How? He made the product hipper and younger with a tighter fit for the company's trademark polo shirts. He had the sense to realize women want a different fit than men -- a duh! moment maybe, but one that had eluded previous Lacoste US regimes. He took the product out of stores he didn't feel were right for the brand. "Saying 'no' is the best thing you can do for a brand. If the best stores aren't in the markets, don't go there."

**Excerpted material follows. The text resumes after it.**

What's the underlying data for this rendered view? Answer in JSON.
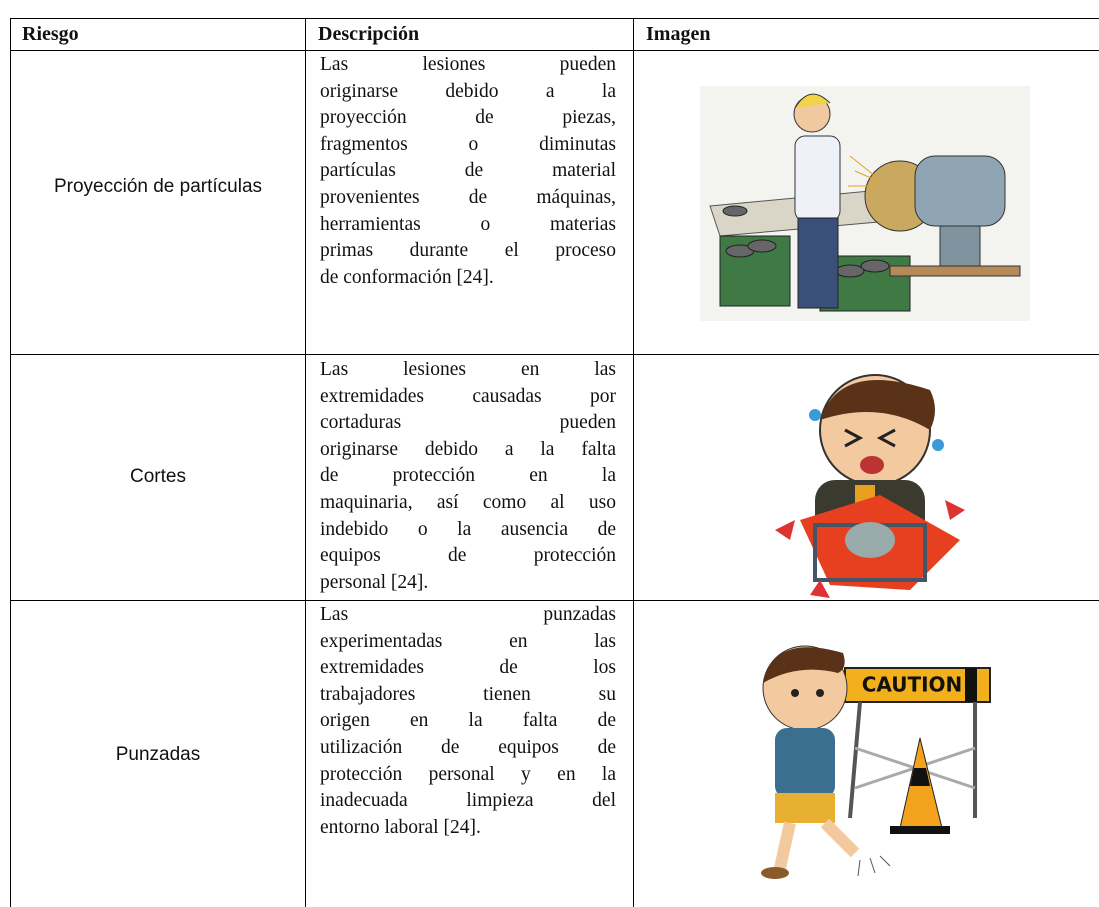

He hired a marketing director, Tamara Rosenthal, and a PR manager, Sarah Penchansky: smart, young women and natural brand ambassadors with a good sense of the type of promotion that would erode the brand's authenticity as it grows. (They seeded the brand with suitable celebs, scoring appearances for the Lacoste croc on the chests of Natalie Portman and Katie Couric among others.) But Siegel's masterstroke may be his pricing strategy.

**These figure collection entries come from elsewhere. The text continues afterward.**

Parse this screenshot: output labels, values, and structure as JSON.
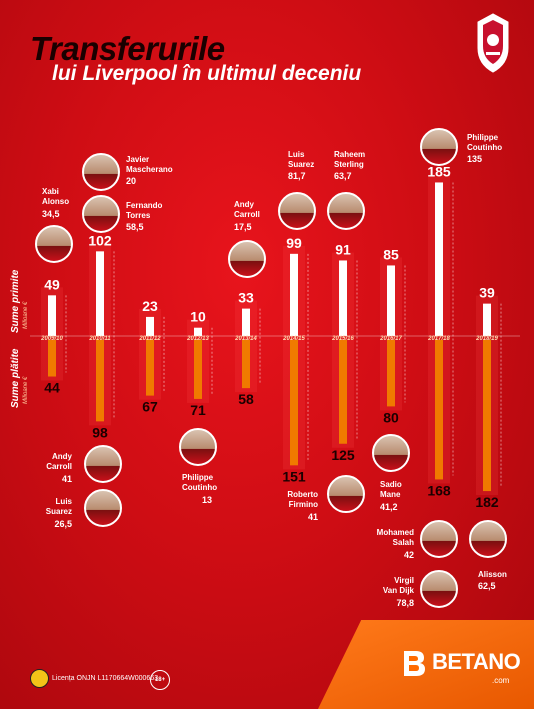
{
  "title_line1": "Transferurile",
  "title_line2": "lui Liverpool în ultimul deceniu",
  "axis_top_label": "Sume primite",
  "axis_top_unit": "Milioane €",
  "axis_bottom_label": "Sume plătite",
  "axis_bottom_unit": "Milioane €",
  "license_text": "Licența ONJN L1170664W000663",
  "age_badge": "18+",
  "brand": "BETANO",
  "brand_domain": ".com",
  "colors": {
    "received": "#ffffff",
    "paid": "#f07a00",
    "background": "#d40f16",
    "brand": "#ff6a00"
  },
  "chart_data": {
    "type": "bar",
    "categories": [
      "2009/10",
      "2010/11",
      "2011/12",
      "2012/13",
      "2013/14",
      "2014/15",
      "2015/16",
      "2016/17",
      "2017/18",
      "2018/19"
    ],
    "series": [
      {
        "name": "Sume primite",
        "values": [
          49,
          102,
          23,
          10,
          33,
          99,
          91,
          85,
          185,
          39
        ]
      },
      {
        "name": "Sume plătite",
        "values": [
          44,
          98,
          67,
          71,
          58,
          151,
          125,
          80,
          168,
          182
        ]
      }
    ]
  },
  "players": [
    {
      "name1": "Xabi",
      "name2": "Alonso",
      "value": "34,5"
    },
    {
      "name1": "Javier",
      "name2": "Mascherano",
      "value": "20"
    },
    {
      "name1": "Fernando",
      "name2": "Torres",
      "value": "58,5"
    },
    {
      "name1": "Andy",
      "name2": "Carroll",
      "value": "17,5"
    },
    {
      "name1": "Luis",
      "name2": "Suarez",
      "value": "81,7"
    },
    {
      "name1": "Raheem",
      "name2": "Sterling",
      "value": "63,7"
    },
    {
      "name1": "Philippe",
      "name2": "Coutinho",
      "value": "135"
    },
    {
      "name1": "Andy",
      "name2": "Carroll",
      "value": "41"
    },
    {
      "name1": "Luis",
      "name2": "Suarez",
      "value": "26,5"
    },
    {
      "name1": "Philippe",
      "name2": "Coutinho",
      "value": "13"
    },
    {
      "name1": "Roberto",
      "name2": "Firmino",
      "value": "41"
    },
    {
      "name1": "Sadio",
      "name2": "Mane",
      "value": "41,2"
    },
    {
      "name1": "Mohamed",
      "name2": "Salah",
      "value": "42"
    },
    {
      "name1": "Virgil",
      "name2": "Van Dijk",
      "value": "78,8"
    },
    {
      "name1": "Alisson",
      "name2": "",
      "value": "62,5"
    }
  ]
}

In the 1980s when the Lacoste license was owned by General Mills -- it paired the crocodile logo with the Izod name -- the shirts retailed for as little as $35. Not only did the low price inherently cheapen the brand, but it forced General Mills to cut costs to maintain margins, using cheaper fabric and manufacturing processes. That made it even harder to sustain demand at the price. General Mills had created a vicious cycle of diminishing returns and almost destroyed the Lacoste brand. Lacoste bought it back and temporarily exited the marketplace.

By the time Siegel took the helm in 2001, Lacoste had returned but was making a loss selling only to country-club gents. To achieve sales growth, Siegel was encouraged by colleagues and retailers to slash prices. He did nothing of the sort, rolling out the new-look shirts at $69 for men, $72 for women. "Part of the brand is the pricing," he says. "Our quality is very high." He says a cheaper price tag would neither reflect that nor allow continued investment in product.

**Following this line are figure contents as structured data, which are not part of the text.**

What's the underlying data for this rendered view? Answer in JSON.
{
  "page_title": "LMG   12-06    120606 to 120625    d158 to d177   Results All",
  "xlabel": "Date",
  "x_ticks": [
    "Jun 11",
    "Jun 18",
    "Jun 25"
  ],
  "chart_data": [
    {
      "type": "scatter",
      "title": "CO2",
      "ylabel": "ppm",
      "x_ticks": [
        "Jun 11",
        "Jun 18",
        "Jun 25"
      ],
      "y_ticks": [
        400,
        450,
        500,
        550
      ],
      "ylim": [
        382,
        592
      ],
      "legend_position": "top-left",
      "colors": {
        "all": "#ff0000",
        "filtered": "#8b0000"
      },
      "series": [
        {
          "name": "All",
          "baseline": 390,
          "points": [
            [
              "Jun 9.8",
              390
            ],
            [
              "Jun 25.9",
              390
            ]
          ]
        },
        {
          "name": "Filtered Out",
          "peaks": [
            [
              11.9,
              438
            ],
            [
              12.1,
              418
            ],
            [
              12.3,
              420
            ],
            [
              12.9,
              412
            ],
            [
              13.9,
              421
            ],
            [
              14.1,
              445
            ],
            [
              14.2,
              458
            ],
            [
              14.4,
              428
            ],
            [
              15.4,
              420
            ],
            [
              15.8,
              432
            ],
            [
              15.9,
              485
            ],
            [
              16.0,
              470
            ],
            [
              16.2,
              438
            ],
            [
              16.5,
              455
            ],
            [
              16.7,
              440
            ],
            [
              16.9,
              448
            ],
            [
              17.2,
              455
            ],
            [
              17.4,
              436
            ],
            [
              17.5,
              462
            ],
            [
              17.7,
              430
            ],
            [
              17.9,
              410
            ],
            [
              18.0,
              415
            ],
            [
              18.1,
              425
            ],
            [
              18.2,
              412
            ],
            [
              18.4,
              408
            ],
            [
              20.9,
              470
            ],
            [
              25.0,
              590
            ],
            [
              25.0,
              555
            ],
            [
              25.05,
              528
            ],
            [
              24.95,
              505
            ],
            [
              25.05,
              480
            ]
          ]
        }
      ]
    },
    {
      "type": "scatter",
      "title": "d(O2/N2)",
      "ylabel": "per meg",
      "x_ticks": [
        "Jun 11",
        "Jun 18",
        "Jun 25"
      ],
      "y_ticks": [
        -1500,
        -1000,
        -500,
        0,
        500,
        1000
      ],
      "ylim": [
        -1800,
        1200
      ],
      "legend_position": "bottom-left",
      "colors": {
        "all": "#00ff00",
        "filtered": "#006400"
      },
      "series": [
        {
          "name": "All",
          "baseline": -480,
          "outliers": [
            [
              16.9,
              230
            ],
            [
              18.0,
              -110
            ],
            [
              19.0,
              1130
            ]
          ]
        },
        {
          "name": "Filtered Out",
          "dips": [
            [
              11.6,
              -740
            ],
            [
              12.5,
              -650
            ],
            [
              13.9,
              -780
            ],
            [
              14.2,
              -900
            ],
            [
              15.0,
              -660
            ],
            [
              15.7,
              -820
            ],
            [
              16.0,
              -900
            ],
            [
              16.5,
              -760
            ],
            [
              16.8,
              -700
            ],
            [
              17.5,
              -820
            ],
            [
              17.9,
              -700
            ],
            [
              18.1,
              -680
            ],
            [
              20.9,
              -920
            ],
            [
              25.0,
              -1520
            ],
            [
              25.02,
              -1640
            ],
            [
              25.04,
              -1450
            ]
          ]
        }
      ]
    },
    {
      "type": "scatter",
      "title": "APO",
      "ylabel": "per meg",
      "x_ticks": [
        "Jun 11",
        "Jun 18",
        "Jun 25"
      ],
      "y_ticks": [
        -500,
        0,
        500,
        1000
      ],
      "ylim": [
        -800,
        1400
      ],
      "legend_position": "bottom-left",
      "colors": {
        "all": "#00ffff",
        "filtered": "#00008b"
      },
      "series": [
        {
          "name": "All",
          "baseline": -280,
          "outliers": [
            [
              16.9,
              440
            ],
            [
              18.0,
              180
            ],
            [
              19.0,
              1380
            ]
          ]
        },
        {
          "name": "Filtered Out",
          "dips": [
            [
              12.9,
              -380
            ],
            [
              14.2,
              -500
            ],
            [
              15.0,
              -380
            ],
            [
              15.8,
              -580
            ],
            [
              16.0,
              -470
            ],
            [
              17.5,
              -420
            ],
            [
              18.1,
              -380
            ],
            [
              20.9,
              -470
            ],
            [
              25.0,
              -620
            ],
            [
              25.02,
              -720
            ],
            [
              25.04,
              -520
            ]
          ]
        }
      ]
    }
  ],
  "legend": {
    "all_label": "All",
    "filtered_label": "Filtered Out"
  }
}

Luxury market as mass market

What he also understood was that the luxury market is now a mass market, and quality products with matching high prices no longer limit a marketer to a niche.

Historically the marketers we think of as U.S. leaders have relied on low pricing to grow volumes and taking a leadership position in their sectors. Think fast-feeders, big brewers, automakers, food giants, clothing manufacturers and national retailers. In doing so they have cheapened many good brands, and some now seem to be running out of ideas to grow in their saturated marketplaces. Perhaps marketers like Siegel, who put margins first, are pointing the way forward.